NHAI was quick to issue a clarification. The authority claimed the house is an illegal encroachment built without a sanctioned plan and said the matter had already been referred to NMC for removal. NHAI stressed the rotary itself is safe and as per approved design, noting that while a 1.5-metre gap exists, the owner had illegally extended a balcony beyond the property line. “The protruding portion will be demolished shortly,” it asserted.
But when Lokmat Times spoke to Ganesh Rathod, Assistant Commissioner of NMC’s Gandhibagh Zone, the version changed drastically. Rathod said NHAI never consulted the civic body during the Detailed Project Report (DPR) stage. “We were never told this house would come under the project.
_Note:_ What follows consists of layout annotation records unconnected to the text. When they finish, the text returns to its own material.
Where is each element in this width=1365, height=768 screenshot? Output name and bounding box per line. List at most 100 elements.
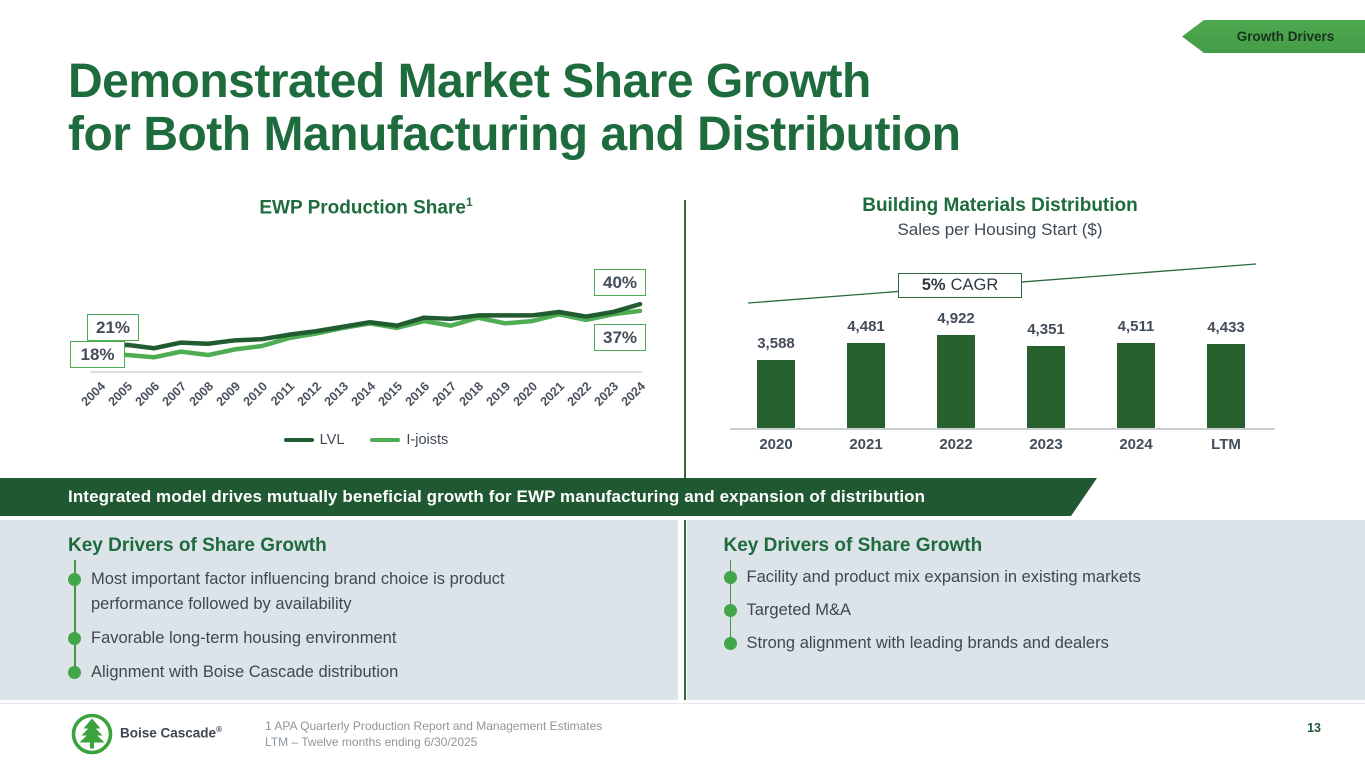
- slide-footer: Boise Cascade® 1 APA Quarterly Productio…: [0, 703, 1365, 768]
- ewp-line-chart-plot: 2004200520062007200820092010201120122013…: [79, 301, 649, 409]
- legend-label-ijoists: I-joists: [406, 432, 449, 448]
- bar-2022: [937, 335, 975, 428]
- bar-category-label: 2024: [1119, 436, 1153, 453]
- bullet-dot-icon: [723, 571, 737, 584]
- bmd-chart-subtitle: Sales per Housing Start ($): [897, 220, 1103, 239]
- footnote-reference: 1: [465, 195, 473, 209]
- bar-2024: [1117, 343, 1155, 428]
- panel-heading-right: Key Drivers of Share Growth: [723, 535, 983, 556]
- bullet-item: Most important factor influencing brand …: [68, 567, 628, 617]
- bullet-list: Facility and product mix expansion in ex…: [723, 565, 1324, 664]
- integrated-model-banner: Integrated model drives mutually benefic…: [0, 478, 1097, 516]
- chart-legend: LVL I-joists: [60, 432, 672, 448]
- growth-drivers-tag: Growth Drivers: [1182, 20, 1365, 53]
- bar-2021: [847, 343, 885, 428]
- bars-area: [700, 295, 1300, 428]
- key-drivers-manufacturing-panel: Key Drivers of Share Growth Most importa…: [0, 520, 678, 700]
- slide-title-line-1: Demonstrated Market Share Growth: [68, 55, 871, 108]
- bullet-item: Facility and product mix expansion in ex…: [723, 565, 1324, 590]
- legend-label-lvl: LVL: [319, 432, 345, 448]
- bmd-chart-title: Building Materials Distribution: [862, 195, 1138, 216]
- x-tick-label: 2010: [241, 379, 271, 409]
- x-tick-label: 2004: [79, 379, 109, 409]
- footnotes: 1 APA Quarterly Production Report and Ma…: [265, 719, 602, 750]
- slide-title-line-2: for Both Manufacturing and Distribution: [68, 108, 961, 161]
- x-tick-label: 2006: [133, 379, 163, 409]
- bullet-dot-icon: [68, 666, 81, 679]
- bullet-text: Targeted M&A: [746, 601, 852, 619]
- bullet-text: Favorable long-term housing environment: [91, 629, 397, 647]
- growth-drivers-label: Growth Drivers: [1236, 29, 1335, 44]
- bar-category-label: 2020: [759, 436, 793, 453]
- x-axis-line: [730, 428, 1275, 430]
- bar-category-label: 2023: [1029, 436, 1063, 453]
- column-divider-upper: [684, 200, 686, 478]
- bullet-list: Most important factor influencing brand …: [68, 567, 628, 694]
- i-joists-line: [97, 308, 643, 360]
- bullet-item: Alignment with Boise Cascade distributio…: [68, 660, 628, 685]
- ewp-production-share-chart: EWP Production Share1 2004 2005 2006 2007 20…: [60, 195, 672, 470]
- ewp-chart-title-text: EWP Production Share: [259, 197, 466, 219]
- bullet-text: Most important factor influencing brand …: [91, 570, 505, 613]
- bullet-item: Strong alignment with leading brands and…: [723, 631, 1324, 656]
- building-materials-distribution-chart: Building Materials Distribution Sales pe…: [700, 195, 1300, 480]
- bullet-dot-icon: [723, 637, 737, 650]
- x-tick-label: 2017: [430, 379, 460, 409]
- callout-ijoists-end: 37%: [594, 324, 646, 351]
- bar-value-label: 4,511: [1117, 318, 1155, 335]
- footnote-line-2: LTM – Twelve months ending 6/30/2025: [265, 734, 478, 749]
- bar-category-label: 2022: [939, 436, 973, 453]
- bullet-text: Strong alignment with leading brands and…: [746, 634, 1109, 652]
- slide-title: Demonstrated Market Share Growth for Bot…: [68, 55, 961, 161]
- bullet-text: Alignment with Boise Cascade distributio…: [91, 663, 399, 681]
- registered-mark: ®: [216, 725, 222, 734]
- boise-cascade-logo-icon: [71, 713, 113, 755]
- x-tick-label: 2007: [160, 379, 190, 409]
- bullet-item: Favorable long-term housing environment: [68, 626, 628, 651]
- x-tick-label: 2015: [376, 379, 406, 409]
- key-drivers-distribution-panel: Key Drivers of Share Growth Facility and…: [686, 520, 1365, 700]
- x-tick-label: 2005: [106, 379, 136, 409]
- x-tick-label: 2012: [295, 379, 325, 409]
- x-tick-label: 2013: [322, 379, 352, 409]
- bar-category-label: LTM: [1211, 436, 1241, 453]
- legend-item-ijoists: I-joists: [370, 432, 448, 448]
- x-tick-label: 2009: [214, 379, 244, 409]
- bar-value-label: 4,481: [847, 318, 885, 335]
- bar-2020: [757, 360, 795, 428]
- bar-value-label: 3,588: [757, 335, 795, 352]
- bullet-connector-line: [729, 560, 731, 646]
- x-tick-label: 2016: [403, 379, 433, 409]
- callout-lvl-start: 21%: [87, 314, 139, 341]
- x-tick-label: 2018: [457, 379, 487, 409]
- bar-value-label: 4,922: [937, 310, 975, 327]
- bullet-dot-icon: [68, 632, 81, 645]
- bar-ltm: [1207, 344, 1245, 428]
- x-tick-label: 2019: [484, 379, 514, 409]
- x-tick-label: 2022: [565, 379, 595, 409]
- bullet-text: Facility and product mix expansion in ex…: [746, 568, 1141, 586]
- bar-2023: [1027, 346, 1065, 428]
- bullet-item: Targeted M&A: [723, 598, 1324, 623]
- bar-category-label: 2021: [849, 436, 883, 453]
- x-tick-label: 2024: [619, 379, 649, 409]
- cagr-rate: 5%: [921, 276, 946, 294]
- x-tick-label: 2014: [349, 379, 379, 409]
- lvl-line: [97, 301, 643, 351]
- column-divider-lower: [684, 520, 686, 700]
- boise-cascade-wordmark: Boise Cascade®: [120, 725, 222, 741]
- page-number: 13: [1307, 721, 1321, 735]
- x-tick-label: 2008: [187, 379, 217, 409]
- bullet-dot-icon: [68, 573, 81, 586]
- panel-heading-left: Key Drivers of Share Growth: [68, 535, 327, 556]
- x-tick-label: 2021: [538, 379, 568, 409]
- x-tick-label: 2020: [511, 379, 541, 409]
- bullet-dot-icon: [723, 604, 737, 617]
- brand-text: Boise Cascade: [120, 725, 217, 741]
- bar-value-label: 4,433: [1207, 319, 1245, 336]
- x-tick-label: 2023: [592, 379, 622, 409]
- cagr-metric: CAGR: [950, 276, 999, 294]
- bar-value-label: 4,351: [1027, 321, 1065, 338]
- lvl-line-swatch-icon: [283, 437, 314, 443]
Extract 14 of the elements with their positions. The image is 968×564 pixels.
Only after the rotary slab was completed did they inform us,” he said. He added that demolition is not immediate, as the house hasn’t yet been declared encroachment.
The property stands on slum-notified land, and the owner has been asked to prove residence prior to 2011 through voter ID, ration card, tax receipts, and a slum certificate. If eligible, NMC must compensate before removal.
Until then, Nagpurians will keep gawking at the flyover-balcony standoff — a concrete reminder of poor planning and poorer coordination.